Rory McIlroy has hailed the return of golf’s Open Championship to Northern Ireland as proof that his homeland has long moved on from the dark days of the past.

The Co Down superstar expressed hope that the tournament – the biggest sporting event the region has staged – can also contribute to the process of reconciliation two decades on from the end of the Troubles.

McIlroy spoke about the significance of the week beyond the sporting arena as he prepared to take on the world’s best at Royal Portrush Golf Club when the first competitive round begins on Thursday.

“I think no matter what happens this week, if I win or whoever else wins, having the Open back in this country is a massive thing for golf,” said McIlroy.

“And I think as well it will be a massive thing for the country.”

His comments on the final practice day came as it was confirmed that Portrush will see the largest crowd an Open has attracted outside the home of golf at St Andrews in Scotland.

The 237,750 tickets sold will make it the second highest attendance in championship history.

The Open is returning to Northern Ireland for the first time since 1951, when the seaside town of Portrush on the scenic Causeway Coast also played host.

The sectarian conflict that engulfed Northern Ireland in the late 1960s, raging for three decades, made many assume the tournament would never again cross the Irish Sea.

“Sport has an unbelievable ability to bring people together,” said McIlroy, 30.

“We all know that this country sometimes needs that.
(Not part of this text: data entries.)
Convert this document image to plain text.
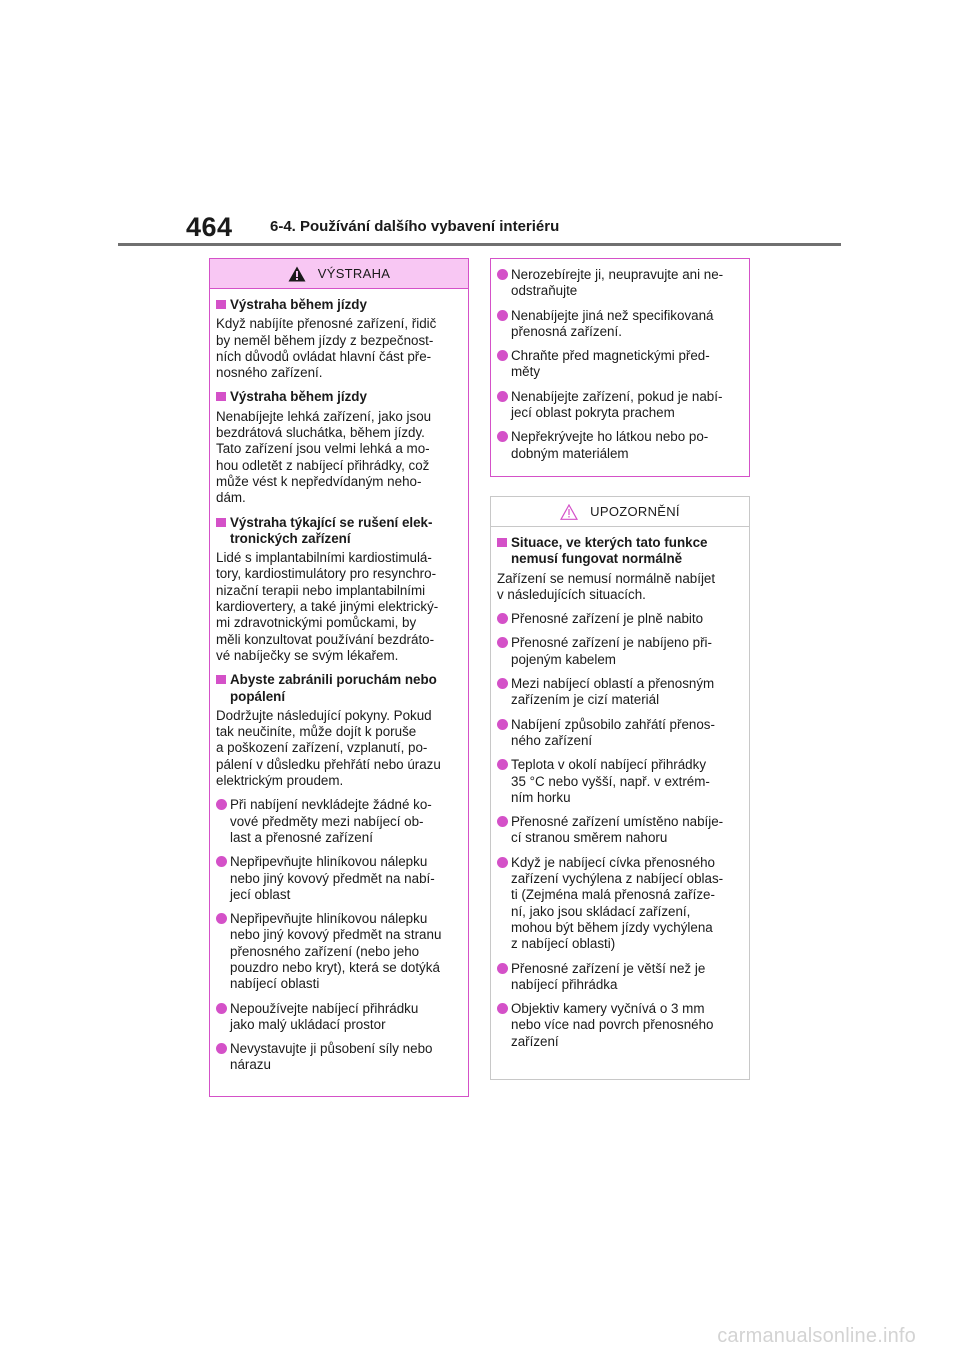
464 6-4. Používání dalšího vybavení interiéru
VÝSTRAHA
Výstraha během jízdy
Když nabíjíte přenosné zařízení, řidič
by neměl během jízdy z bezpečnost-
ních důvodů ovládat hlavní část pře-
nosného zařízení.
Výstraha během jízdy
Nenabíjejte lehká zařízení, jako jsou
bezdrátová sluchátka, během jízdy.
Tato zařízení jsou velmi lehká a mo-
hou odletět z nabíjecí přihrádky, což
může vést k nepředvídaným neho-
dám.
Výstraha týkající se rušení elek-
tronických zařízení
Lidé s implantabilními kardiostimulá-
tory, kardiostimulátory pro resynchro-
nizační terapii nebo implantabilními
kardiovertery, a také jinými elektrický-
mi zdravotnickými pomůckami, by
měli konzultovat používání bezdráto-
vé nabíječky se svým lékařem.
Abyste zabránili poruchám nebo
popálení
Dodržujte následující pokyny. Pokud
tak neučiníte, může dojít k poruše
a poškození zařízení, vzplanutí, po-
pálení v důsledku přehřátí nebo úrazu
elektrickým proudem.
Při nabíjení nevkládejte žádné ko-
vové předměty mezi nabíjecí ob-
last a přenosné zařízení
Nepřipevňujte hliníkovou nálepku
nebo jiný kovový předmět na nabí-
jecí oblast
Nepřipevňujte hliníkovou nálepku
nebo jiný kovový předmět na stranu
přenosného zařízení (nebo jeho
pouzdro nebo kryt), která se dotýká
nabíjecí oblasti
Nepoužívejte nabíjecí přihrádku
jako malý ukládací prostor
Nevystavujte ji působení síly nebo
nárazu
Nerozebírejte ji, neupravujte ani ne-
odstraňujte
Nenabíjejte jiná než specifikovaná
přenosná zařízení.
Chraňte před magnetickými před-
měty
Nenabíjejte zařízení, pokud je nabí-
jecí oblast pokryta prachem
Nepřekrývejte ho látkou nebo po-
dobným materiálem
UPOZORNĚNÍ
Situace, ve kterých tato funkce
nemusí fungovat normálně
Zařízení se nemusí normálně nabíjet
v následujících situacích.
Přenosné zařízení je plně nabito
Přenosné zařízení je nabíjeno při-
pojeným kabelem
Mezi nabíjecí oblastí a přenosným
zařízením je cizí materiál
Nabíjení způsobilo zahřátí přenos-
ného zařízení
Teplota v okolí nabíjecí přihrádky
35 °C nebo vyšší, např. v extrém-
ním horku
Přenosné zařízení umístěno nabíje-
cí stranou směrem nahoru
Když je nabíjecí cívka přenosného
zařízení vychýlena z nabíjecí oblas-
ti (Zejména malá přenosná zaříze-
ní, jako jsou skládací zařízení,
mohou být během jízdy vychýlena
z nabíjecí oblasti)
Přenosné zařízení je větší než je
nabíjecí přihrádka
Objektiv kamery vyčnívá o 3 mm
nebo více nad povrch přenosného
zařízení
carmanualsonline.info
This has the ability to do that. Talking of legacy, that could be the biggest impact this tournament has outside of sport, outside of everything else… the fact that people are coming here to enjoy it and have a good time and sort of forget everything else that sort of goes on.”

Holywood-born McIlroy, who counts an Open Claret Jug title among his four Major championship wins, reflected that his childhood in a post-Troubles era was very different to that of his parents.
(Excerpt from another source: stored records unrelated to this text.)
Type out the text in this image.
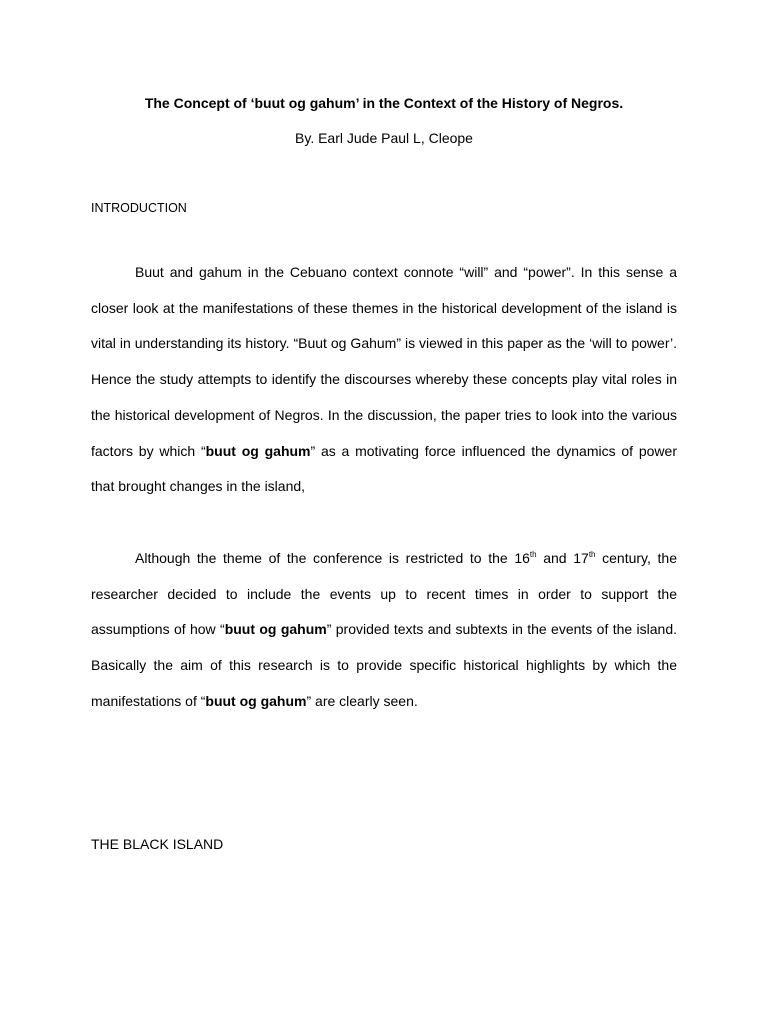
The Concept of ‘buut og gahum’ in the Context of the History of Negros.
By. Earl Jude Paul L, Cleope
INTRODUCTION

Buut and gahum in the Cebuano context connote “will” and “power”. In this sense a closer look at the manifestations of these themes in the historical development of the island is vital in understanding its history. “Buut og Gahum” is viewed in this paper as the ‘will to power’. Hence the study attempts to identify the discourses whereby these concepts play vital roles in the historical development of Negros. In the discussion, the paper tries to look into the various factors by which “buut og gahum” as a motivating force influenced the dynamics of power that brought changes in the island,

Although the theme of the conference is restricted to the 16th and 17th century, the researcher decided to include the events up to recent times in order to support the assumptions of how “buut og gahum” provided texts and subtexts in the events of the island. Basically the aim of this research is to provide specific historical highlights by which the manifestations of “buut og gahum” are clearly seen.

THE BLACK ISLAND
“It’s amazing to think 40 years on it’s such a great place, no one cares who they are, where they’re from, what background they’re from, but you can have a great life and it doesn’t matter what side of the street you come from,” he said.
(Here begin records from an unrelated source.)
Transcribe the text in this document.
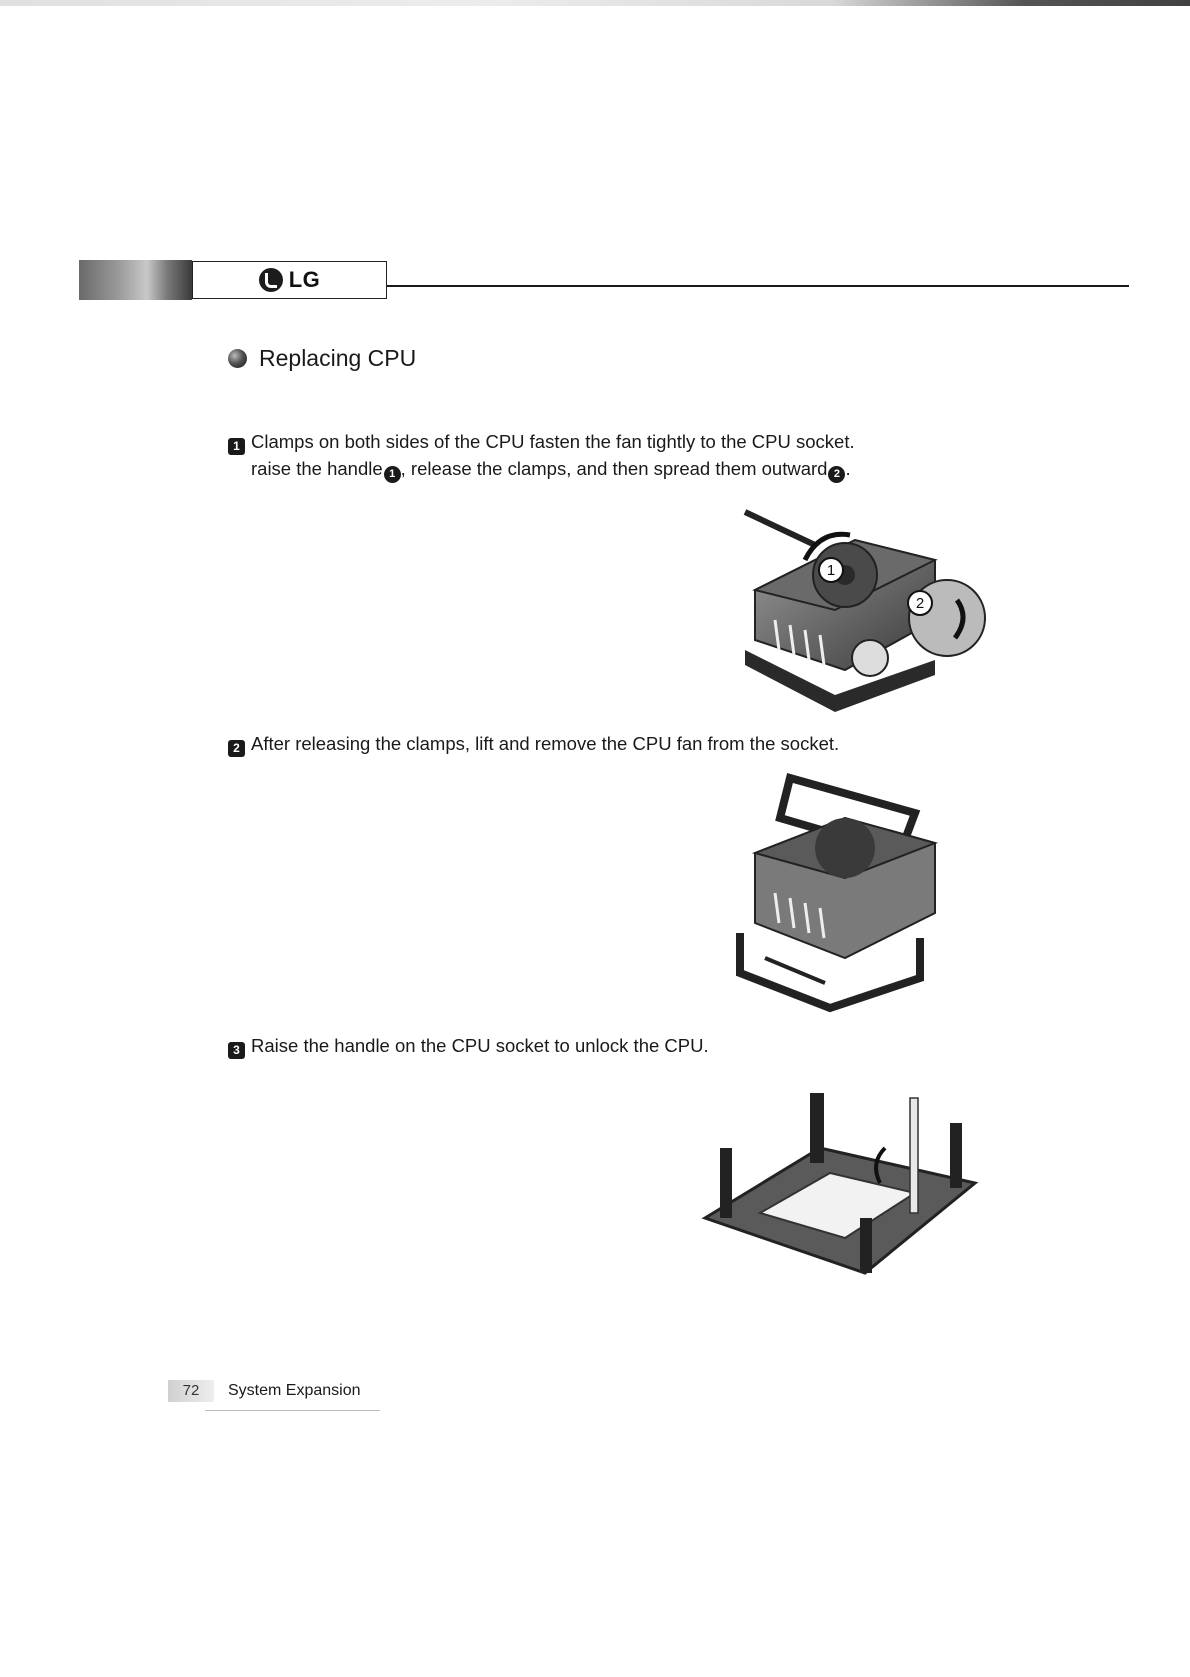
LG
Replacing CPU
1 Clamps on both sides of the CPU fasten the fan tightly to the CPU socket.
raise the handle 1 , release the clamps, and then spread them outward 2 .
1
2
2 After releasing the clamps, lift and remove the CPU fan from the socket.
3 Raise the handle on the CPU socket to unlock the CPU.
72	System Expansion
“And I think that’s what I was talking about about legacy of this tournament, to be able to have this tournament here again, I think it speaks volumes of where the country and where the people that live here are now. We’re so far past that. And that’s a wonderful thing.

“This is a wonderful thing for this country and golf in general. And to be quite a big part of it is an honour and a privilege. And I want to keep reminding myself of that, that this is bigger than me, right? This is bigger than me.”

Around 300 police officers will be on the beat in and around Portrush during the week to ensure the security of the event.

John McGrillen, chief executive of Tourism NI, said bringing the Open to Northern Ireland 20 years ago would have been unthinkable.

“We’re 21 years on from the Good Friday Agreement, if someone had said in 1998 that in 20 years’ time you’re going to have the Open Championship at Royal Portrush, I don’t think anyone would have believed that,” he said.

“When I think back to when I was at university, not that long ago, just think what life was like then and what we are dealing with now – it’s just night and day.

“The fact we have got one of the world’s top sporting events coming to Northern Ireland, I think, just is indicative of how this place has changed and how people perceive the place as a safe place to come and have one of world’s largest events and have one of biggest turnouts you could ever imagine.

“We have more people from overseas than we have residents from Northern Ireland actually attending this event and I think that again demonstrates how Northern Ireland had been transformed in how it’s perceived overseas by golfers and tourists alike.”